Something like that apparently happened in a celebrated case of scientific misconduct in 2014. Researchers in Japan claimed to have developed an easy technique for producing extraordinarily useful stem cells. A simple stress, such as giving cells an acid bath or squeezing them through a tiny glass pipe, could reprogram them to become amazingly versatile. The paper was reportedly rejected by the journals Science, Nature, and Cell.
Undaunted, the researchers modified it and then resubmitted to Nature, which published it. Nature won’t say what changes the authors had made to enable it to pass muster on a second peer review, but the paper didn’t stand the test of time. Labs around the world tried and failed to reproduce the work (and ultimately suggested how the original researchers may have been fooled into believing that they had a genuine effect). RIKEN, the Japanese lab where the research was done, retracted the paper and found the first author guilty of scientific misconduct. Her widely respected supervisor committed suicide as the story unfolded in the public spotlight.

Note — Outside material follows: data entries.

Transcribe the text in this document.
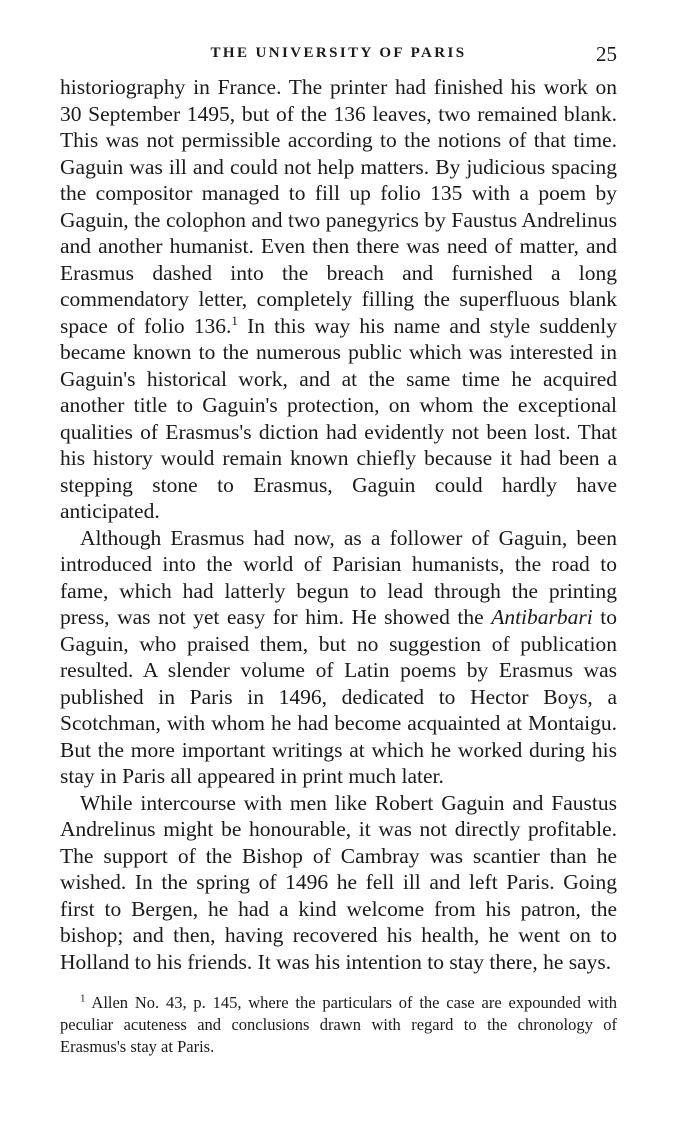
THE UNIVERSITY OF PARIS	25

historiography in France. The printer had finished his work on 30 September 1495, but of the 136 leaves, two remained blank. This was not permissible according to the notions of that time. Gaguin was ill and could not help matters. By judicious spacing the compositor managed to fill up folio 135 with a poem by Gaguin, the colophon and two panegyrics by Faustus Andrelinus and another humanist. Even then there was need of matter, and Erasmus dashed into the breach and furnished a long commendatory letter, completely filling the superfluous blank space of folio 136.$^1$ In this way his name and style suddenly became known to the numerous public which was interested in Gaguin's historical work, and at the same time he acquired another title to Gaguin's protection, on whom the exceptional qualities of Erasmus's diction had evidently not been lost. That his history would remain known chiefly because it had been a stepping stone to Erasmus, Gaguin could hardly have anticipated.

Although Erasmus had now, as a follower of Gaguin, been introduced into the world of Parisian humanists, the road to fame, which had latterly begun to lead through the printing press, was not yet easy for him. He showed the Antibarbari to Gaguin, who praised them, but no suggestion of publication resulted. A slender volume of Latin poems by Erasmus was published in Paris in 1496, dedicated to Hector Boys, a Scotchman, with whom he had become acquainted at Montaigu. But the more important writings at which he worked during his stay in Paris all appeared in print much later.

While intercourse with men like Robert Gaguin and Faustus Andrelinus might be honourable, it was not directly profitable. The support of the Bishop of Cambray was scantier than he wished. In the spring of 1496 he fell ill and left Paris. Going first to Bergen, he had a kind welcome from his patron, the bishop; and then, having recovered his health, he went on to Holland to his friends. It was his intention to stay there, he says.

$^1$ Allen No. 43, p. 145, where the particulars of the case are expounded with peculiar acuteness and conclusions drawn with regard to the chronology of Erasmus's stay at Paris.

There is no question that the pressures built up in the system are having a corrosive effect on the output from scientific labs. But Henry Bourne, an emeritus professor at the University of California, San Francisco, also believes scientists themselves need to change. “I think that is what the real problem is—balancing ambition and delight,” he told me. Scientists need both ambition and delight to succeed, but right now the money crunch has tilted them far too much in the direction of personal ambition.
“Without curiosity, without the delight in figuring things out, you are doomed to make up stories,” Bourne said. “Occasionally they’ll be right, but frequently they will not be. And the whole history of science before the experimental age is essentially that. They’d make up stories, and there wouldn’t be anything to most of them. Biomedical science was confined to the four humors. You know how wonderful that was!” Hippocrates’s system based on those humors—blood, yellow and black bile, and phlegm—didn’t exactly create a solid foundation for understanding disease.

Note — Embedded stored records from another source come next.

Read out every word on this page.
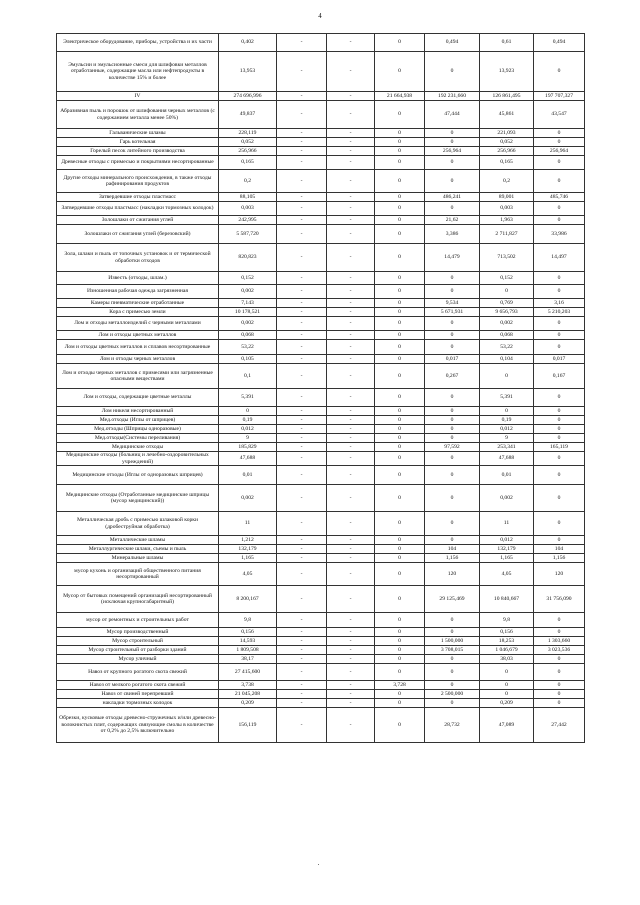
4
Электрическое оборудование, приборы, устройства и их части	0,402	-	-	0	0,494	0,61	0,494
Эмульсии и эмульсионные смеси для шлифовки металлов отработанные, содержащие масла или нефтепродукты в количестве 15% и более	13,953	-	-	0	0	13,923	0
IV	274 696,996	-	-	21 664,938	192 231,660	126 861,495	197 707,327
Абразивная пыль и порошок от шлифования черных металлов (с содержанием металла менее 50%)	49,837	-	-	0	47,444	45,861	43,547
Гальванические шламы	228,119	-	-	0	0	221,093	0
Гарь котельная	0,052	-	-	0	0	0,052	0
Горелый песок литейного производства	256,966	-	-	0	256,964	256,966	256,964
Древесные отходы с примесью и покрытиями несортированные	0,165	-	-	0	0	0,165	0
Другие отходы минерального происхождения, в также отходы рафинирования продуктов	0,2	-	-	0	0	0,2	0
Затвердевшие отходы пластмасс	88,105	-	-	0	486,241	89,001	485,746
Затвердевшие отходы пластмасс (накладки тормозных колодок)	0,003	-	-	0	0	0,003	0
Золошлаки от сжигания углей	242,995	-	-	0	21,62	1,963	0
Золошлаки от сжигания углей (березовский)	5 587,720	-	-	0	3,386	2 711,827	33,986
Зола, шлаки и пыль от топочных установок и от термической обработки отходов	820,823	-	-	0	14,479	713,502	14,497
Известь (отходы, шлам.)	0,152	-	-	0	0	0,152	0
Изношенная рабочая одежда загрязненная	0,002	-	-	0	0	0	0
Камеры пневматические отработанные	7,143	-	-	0	9,534	0,769	3,16
Кора с примесью земли	10 178,521	-	-	0	5 671,931	9 656,793	5 210,203
Лом и отходы металлоизделий с черными металлами	0,002	-	-	0	0	0,002	0
Лом и отходы цветных металлов	0,068	-	-	0	0	0,068	0
Лом и отходы цветных металлов и сплавов несортированные	53,22	-	-	0	0	53,22	0
Лом и отходы черных металлов	0,105	-	-	0	0,017	0,104	0,017
Лом и отходы черных металлов с примесями или загрязненные опасными веществами	0,1	-	-	0	0,267	0	0,167
Лом и отходы, содержащие цветные металлы	5,391	-	-	0	0	5,391	0
Лом никеля несортированный	0	-	-	0	0	0	0
Мед.отходы (Иглы от шприцев)	0,19	-	-	0	0	0,19	0
Мед.отходы (Шприцы одноразовые)	0,012	-	-	0	0	0,012	0
Мед.отходы(Системы переливания)	9	-	-	0	0	9	0
Медицинские отходы	185,829	-	-	0	97,592	253,341	165,119
Медицинские отходы (больниц и лечебно-оздоровительных учреждений)	47,688	-	-	0	0	47,688	0
Медицинские отходы (Иглы от одноразовых шприцев)	0,01	-	-	0	0	0,01	0
Медицинские отходы (Отработанные медицинские шприцы (мусор медицинский))	0,002	-	-	0	0	0,002	0
Металлическая дробь с примесью шлаковой корки (дробеструйная обработка)	11	-	-	0	0	11	0
Металлические шламы	1,212	-	-	0	0	0,012	0
Металлургические шлаки, съемы и пыль	132,179	-	-	0	104	132,179	104
Минеральные шламы	1,165	-	-	0	1,156	1,165	1,156
мусор кухонь и организаций общественного питания несортированный	4,05	-	-	0	120	4,05	120
Мусор от бытовых помещений организаций несортированный (исключая крупногабаритный)	8 200,167	-	-	0	29 125,469	10 840,667	31 756,090
мусор от ремонтных и строительных работ	9,8	-	-	0	0	9,8	0
Мусор производственный	0,156	-	-	0	0	0,156	0
Мусор строительный	14,593	-	-	0	1 500,000	18,253	1 303,660
Мусор строительный от разборки зданий	1 809,508	-	-	0	3 708,015	1 046,679	3 023,536
Мусор уличный	38,17	-	-	0	0	38,03	0
Навоз от крупного рогатого скота свежий	27 415,600	-	-	0	0	0	0
Навоз от мелкого рогатого скота свежий	3,738	-	-	3,728	0	0	0
Навоз от свиней перепревший	21 045,208	-	-	0	2 500,000	0	0
накладки тормозных колодок	0,209	-	-	0	0	0,209	0
Обрезки, кусковые отходы древесно-стружечных и/или древесно-волокнистых плит, содержащих связующие смолы в количестве от 0,2% до 2,5% включительно	156,119	-	-	0	28,732	47,089	27,442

Bourne argued that if scientists don’t focus on the delight of discovery, “what you have is a whole bunch of people who are just like everybody else: they want to get ahead, put food on the table, enjoy themselves. In order to do so, they feel like they have to publish papers. And they do, because they can’t get any money if they don’t.” But papers themselves don’t move science forward if they spring from flimsy ideas.

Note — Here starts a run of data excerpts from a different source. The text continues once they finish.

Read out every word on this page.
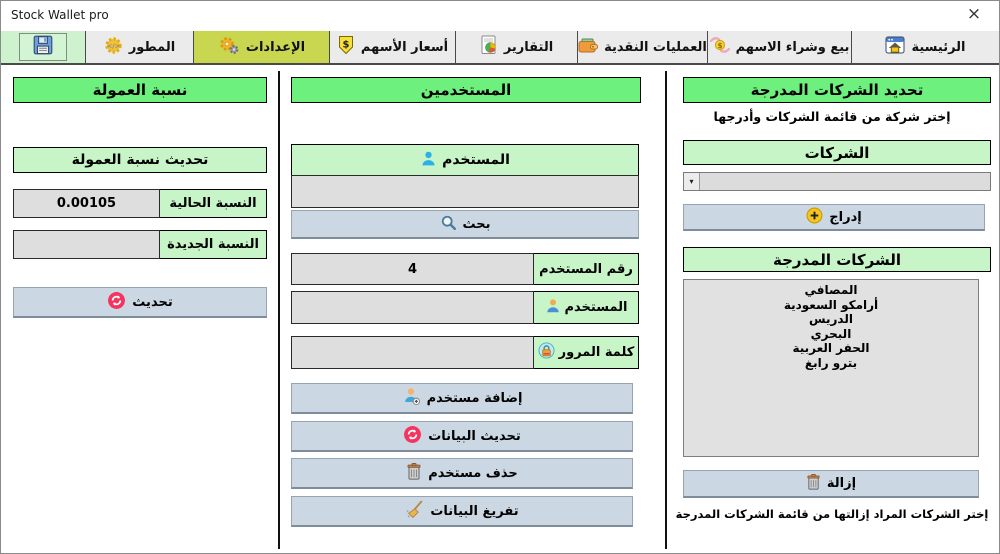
Stock Wallet pro	×
الرئيسية
بيع وشراء الاسهم
$
العمليات النقدية
التقارير
أسعار الأسهم
$
الإعدادات
المطور
</>
تحديد الشركات المدرجة
إختر شركة من قائمة الشركات وأدرجها
الشركات
▾
إدراج
الشركات المدرجة
المصافي
أرامكو السعودية
الدريس
البحري
الحفر العربية
بترو رابغ
إزالة
إختر الشركات المراد إزالتها من قائمة الشركات المدرجة
المستخدمين
المستخدم
بحث
رقم المستخدم
4
المستخدم
كلمة المرور
إضافة مستخدم
تحديث البيانات
حذف مستخدم
تفريغ البيانات
نسبة العمولة
تحديث نسبة العمولة
النسبة الحالية
0.00105
النسبة الجديدة
تحديث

Fixing this will also require a new attitude among deans, funding panels, journal editors, and tenure committees, who all have competing needs. Nobody is particularly happy with the current state of affairs, but the situation is unlikely to correct itself. Perhaps it is time for leading scientists, heads of scientific societies and academies, university presidents, journal editors, funding agency leaders, and policy makers to come together and work toward specific policies and practices that can begin to free scientists from the perverse and baked-in incentives of today’s scientific culture—to free them to put the delight of discovery above the ambition to get yet another grant and add yet another publication to their curriculum vitae.
Richard Harris is a science correspondent at NPR News.